Theatre & Darwin

I reviewed Kirsten Shepherd-Barr's Theatre and Evolution from Ibsen to Beckett (New York: Columbia University Press, 2015) for Contemporary Theatre Review and the review is here. The book  surveys the influences of Darwinian and post-Darwinian debates on theatre since Ibsen and I think it's rather fascinating. There are some really interesting discussions of Eleanora Duse's reputed ability to blush at will and what is meant by the complicated debates around the representation of childbirth and breastfeeding on stage. The book also manages to say something new about Ibsen and Beckett, for which there should be some sort of cash prize.

Anyway, I recommend it, if you're interested in the intersection of science and theatre.

 

 

UK Theatre Magazine

Chester, Hayley, and Dan Rebellato. 'Where Are We Now?' UK Theatre Magazine, August 2016, 40-42.

I co-wrote a report on the British Theatre Repertoire 2014 in collaboration with SOLT/UK Theatre and now I've got a short piece, written with Hayley Chester, about the report, picking out some of the key findings and thinking about what it might mean for the industry and the future. Hayley's also picked out some of the graphics I did for my presentation at Theatre 2016 (itself extensively covered in this issue) to highlighty some trends. It's in the current issue. Presumably available in all good newsagents.

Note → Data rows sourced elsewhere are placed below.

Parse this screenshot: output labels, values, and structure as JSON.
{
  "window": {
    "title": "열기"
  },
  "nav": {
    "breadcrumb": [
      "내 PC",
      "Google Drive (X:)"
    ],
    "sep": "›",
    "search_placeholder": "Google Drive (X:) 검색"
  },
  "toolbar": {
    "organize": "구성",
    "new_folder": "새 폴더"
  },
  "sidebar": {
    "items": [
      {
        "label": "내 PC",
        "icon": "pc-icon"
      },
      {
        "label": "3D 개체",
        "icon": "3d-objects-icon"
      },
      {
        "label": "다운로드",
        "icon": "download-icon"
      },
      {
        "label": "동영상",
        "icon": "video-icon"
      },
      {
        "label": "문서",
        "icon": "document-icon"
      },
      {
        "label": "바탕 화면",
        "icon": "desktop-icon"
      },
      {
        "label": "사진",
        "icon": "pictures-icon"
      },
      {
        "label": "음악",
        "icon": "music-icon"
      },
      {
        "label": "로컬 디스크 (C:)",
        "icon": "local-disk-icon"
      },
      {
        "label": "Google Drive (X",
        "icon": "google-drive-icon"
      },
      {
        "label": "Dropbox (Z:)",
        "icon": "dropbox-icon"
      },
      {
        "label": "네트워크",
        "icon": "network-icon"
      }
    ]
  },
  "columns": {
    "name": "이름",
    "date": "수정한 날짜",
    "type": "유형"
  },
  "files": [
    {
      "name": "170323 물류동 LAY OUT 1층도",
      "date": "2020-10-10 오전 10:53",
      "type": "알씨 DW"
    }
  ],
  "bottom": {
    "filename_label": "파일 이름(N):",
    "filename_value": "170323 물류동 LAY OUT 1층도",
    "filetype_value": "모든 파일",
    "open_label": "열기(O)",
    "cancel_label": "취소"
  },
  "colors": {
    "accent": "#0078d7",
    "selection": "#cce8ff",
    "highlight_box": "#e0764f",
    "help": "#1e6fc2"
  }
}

In a couple of months, once the next issue is out, I'll stick up a scan of the piece.

Precarious Naturalism

I gave a paper at the Royal Central School of Speech and Drama yesterday. Kim Solga is a visiting  fellow there and she has a longstanding interest in naturalism, particularly a very interesting project of engaging with but complicating the political critiques of naturalism as a contemporary practice. She's also very interested, as am I, in Katie Mitchell's work which we both see as a contemporary avant-garde naturalist theatre practice. We discussed and decided to make her research seminar there a double-header, with Kim giving a talk and I giving a response.

The particular issues that Kim was interested in are work and labour, and the precariousness (or precarity as people are currently saying) of that labour. She also drew my attention to Jonathan Crary's terrific recent book, 24/7, which takes as its starting point capitalism's constant encroachments on sleep as a kind of last bastion of corporeal resistance to the round-the-clock creation of profit.

Under the joint title 'Precarious Naturalism', our papers were interestingly complementary. Kim gave a rich and nuanced paper looking at moments in Katie Mitchell's work that disrupt time, which resist the accelerating onrushing conversion of time into nothing more than an opportunity for consumption.

My paper looks at the contradictory and paradoxical relationship between Naturalism and precarity. On one hand, Naturalism pays close attention to ordinary people; not tragic heroes, not exceptional or high-born people but ordinary people with their flaws and weaknesses; we are given opportunities to pay attention to them, to feel concdern for them, to feel the weight of that individual life. In addition, Naturalism tries to bring out the individual human heing with real vigour, stripped of the generalisations of classicism or romanticism and the codified gestural languages of melodrama, revealed in its actual particularity. On the othe, it breaks down the boundary between human and animal (the Naturalist human is 'just' and 'no better than' an animal) and between humans and machines (human beings are predictable, their operations finite, their behaviour in principle reducible to a number of organic algorithms). They are also half-living half-dead, constituted by social and biological forces and principles that are not themselves alive.

I find a similar ambivalence in Katie Mitchell's work which both uses technology as a means of scrutinizing the ordinary and everyday but also offers a vision of the human being reduced and marginalisaed by the machine.

I then considered some debates about the status of looking and images. Jonathan Crary's much earlier book Techniques of the Observer suggested that the early nineteenth century saw a dramatic shift in the meaning and experience of looking. Images now became a kind of monetized economy; images began to circulate, stripped of their referents, distributed and exchanged across the world. Photography was a symptom, not a cause of that. I ask if Naturalism might be simply part of that. I conclude not, but think there is some ambivalence there.

Ultimately, I suggest, it's the comtradictions in Naturalism that are the source of what makes it a valuable political resource. It doesn't seamlessly duplicate the world but subjects it to contradictory scrutiny (fact and value, description and prescription) that interrupts the continuing encroachment of capitalism on time and the endless conversion of experience into commodity images.